Supreme Court Holds States are Immune from Money Damages under RLUIPA

This is a big deal for American Indians asserting religious freedom claims against state governments.

Here is today’s opinion in Sossamon v. Texas, authored by Justice Thomas.

From the Court’s syllabus:

After this Court held that the Religious Freedom Restoration Act of 1993 was unconstitutional as applied to state and local governments because it exceeded Congress’ power under §5 of the Fourteenth Amendment, see City of Boerne v. Flores, 521 U. S. 507, Congress passed the Religious Land Use and Institutionalized Persons Act of 2000 (RLUIPA) pursuant to its Spending Clause and Commerce Clause authority.
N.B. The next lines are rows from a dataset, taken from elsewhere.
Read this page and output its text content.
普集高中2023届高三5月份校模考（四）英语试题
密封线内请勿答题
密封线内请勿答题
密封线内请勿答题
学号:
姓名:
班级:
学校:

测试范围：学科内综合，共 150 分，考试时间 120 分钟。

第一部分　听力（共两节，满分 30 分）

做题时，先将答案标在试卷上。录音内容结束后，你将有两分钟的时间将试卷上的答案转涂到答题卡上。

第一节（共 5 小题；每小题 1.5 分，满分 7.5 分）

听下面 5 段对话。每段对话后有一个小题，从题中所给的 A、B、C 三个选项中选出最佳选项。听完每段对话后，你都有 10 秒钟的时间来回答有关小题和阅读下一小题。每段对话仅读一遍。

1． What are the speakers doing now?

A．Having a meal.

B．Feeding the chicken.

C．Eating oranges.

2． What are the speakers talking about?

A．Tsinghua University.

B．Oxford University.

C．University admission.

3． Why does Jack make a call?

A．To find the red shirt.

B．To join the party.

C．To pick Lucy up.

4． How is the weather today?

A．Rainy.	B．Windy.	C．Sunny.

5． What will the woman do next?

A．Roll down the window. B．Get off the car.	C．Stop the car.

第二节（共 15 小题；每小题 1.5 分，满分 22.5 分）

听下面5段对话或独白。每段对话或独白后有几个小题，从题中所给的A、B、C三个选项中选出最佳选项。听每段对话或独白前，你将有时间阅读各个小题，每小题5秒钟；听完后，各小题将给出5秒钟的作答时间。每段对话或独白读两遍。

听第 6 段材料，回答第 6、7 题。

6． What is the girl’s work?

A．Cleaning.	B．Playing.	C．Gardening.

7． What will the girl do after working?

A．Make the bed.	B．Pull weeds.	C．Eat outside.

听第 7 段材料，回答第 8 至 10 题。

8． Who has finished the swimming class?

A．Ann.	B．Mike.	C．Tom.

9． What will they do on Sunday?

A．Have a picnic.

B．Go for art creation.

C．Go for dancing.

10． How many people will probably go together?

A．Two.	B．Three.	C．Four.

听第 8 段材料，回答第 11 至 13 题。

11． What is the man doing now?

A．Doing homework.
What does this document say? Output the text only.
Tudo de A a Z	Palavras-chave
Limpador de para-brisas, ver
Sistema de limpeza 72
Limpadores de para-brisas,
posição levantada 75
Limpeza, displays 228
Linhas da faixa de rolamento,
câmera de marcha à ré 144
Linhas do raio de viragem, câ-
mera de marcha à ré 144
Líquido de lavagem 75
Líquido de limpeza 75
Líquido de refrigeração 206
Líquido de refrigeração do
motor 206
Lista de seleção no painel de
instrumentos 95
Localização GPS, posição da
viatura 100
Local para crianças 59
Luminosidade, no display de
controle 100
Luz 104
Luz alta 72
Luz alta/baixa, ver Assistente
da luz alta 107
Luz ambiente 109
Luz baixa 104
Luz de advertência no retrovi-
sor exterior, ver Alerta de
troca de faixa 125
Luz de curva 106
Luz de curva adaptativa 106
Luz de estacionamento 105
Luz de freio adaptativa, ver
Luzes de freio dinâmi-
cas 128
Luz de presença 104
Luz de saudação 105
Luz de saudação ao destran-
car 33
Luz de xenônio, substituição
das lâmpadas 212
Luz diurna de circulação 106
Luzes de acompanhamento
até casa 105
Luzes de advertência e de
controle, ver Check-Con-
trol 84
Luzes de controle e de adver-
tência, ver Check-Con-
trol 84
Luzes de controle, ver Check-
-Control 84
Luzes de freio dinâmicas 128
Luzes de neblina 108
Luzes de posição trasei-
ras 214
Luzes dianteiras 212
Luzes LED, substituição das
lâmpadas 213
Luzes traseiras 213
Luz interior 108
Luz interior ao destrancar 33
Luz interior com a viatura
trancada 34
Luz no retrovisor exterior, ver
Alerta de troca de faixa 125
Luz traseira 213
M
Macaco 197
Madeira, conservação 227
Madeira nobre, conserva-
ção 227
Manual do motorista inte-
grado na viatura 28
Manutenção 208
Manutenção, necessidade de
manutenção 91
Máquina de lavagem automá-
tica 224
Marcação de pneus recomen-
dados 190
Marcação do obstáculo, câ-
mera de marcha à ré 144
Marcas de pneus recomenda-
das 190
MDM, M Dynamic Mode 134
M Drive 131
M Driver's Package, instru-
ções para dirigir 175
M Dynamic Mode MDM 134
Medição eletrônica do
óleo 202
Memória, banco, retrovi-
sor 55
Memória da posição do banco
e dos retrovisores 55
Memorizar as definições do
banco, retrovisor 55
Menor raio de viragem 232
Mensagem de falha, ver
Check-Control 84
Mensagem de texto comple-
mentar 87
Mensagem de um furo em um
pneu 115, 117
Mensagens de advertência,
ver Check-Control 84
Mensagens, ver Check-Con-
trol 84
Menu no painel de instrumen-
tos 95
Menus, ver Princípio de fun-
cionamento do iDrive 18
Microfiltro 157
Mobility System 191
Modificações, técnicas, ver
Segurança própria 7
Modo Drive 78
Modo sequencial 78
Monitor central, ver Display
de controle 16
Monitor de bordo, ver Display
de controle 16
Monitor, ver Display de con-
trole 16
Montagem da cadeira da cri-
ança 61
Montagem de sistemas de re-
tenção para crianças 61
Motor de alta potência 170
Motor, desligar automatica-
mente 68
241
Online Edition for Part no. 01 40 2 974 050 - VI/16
RLUIPA targets two areas of state and local action: land–use regulation, RLUIPA §2, 42 U. S. C. §2000cc, and restrictions on the religious exercise of institutionalized persons, RLUIPA §3, §2000cc–1. It also provides an express private cause of action for “appropriate relief against a government,” §2000cc–2(a), including, inter alia, States, their instrumentalities and officers, and persons acting under color of state law, §2000cc–5(4)(A).

Petitioner Sossamon, a Texas prison inmate, sued respondents, the State and prison officials, seeking injunctive and monetary relief under RLUIPA for prison policies that prevented inmates from attending religious services while on cell restriction for disciplinary infractions and that barred use of the prison chapel for religious worship. Granting respondents summary judgment, the District Court held that sovereign immunity barred Sossamon’s claims for monetary relief. The Fifth Circuit affirmed, holding that the statutory phrase “appropriate relief against a government” did not unambiguously notify Texas that its acceptance of federal funds was conditioned on a waiver of sovereign immunity to claims for monetary relief.

Held: States, in accepting federal funding, do not consent to waive their sovereign immunity to private suits for money damages under RLUIPA.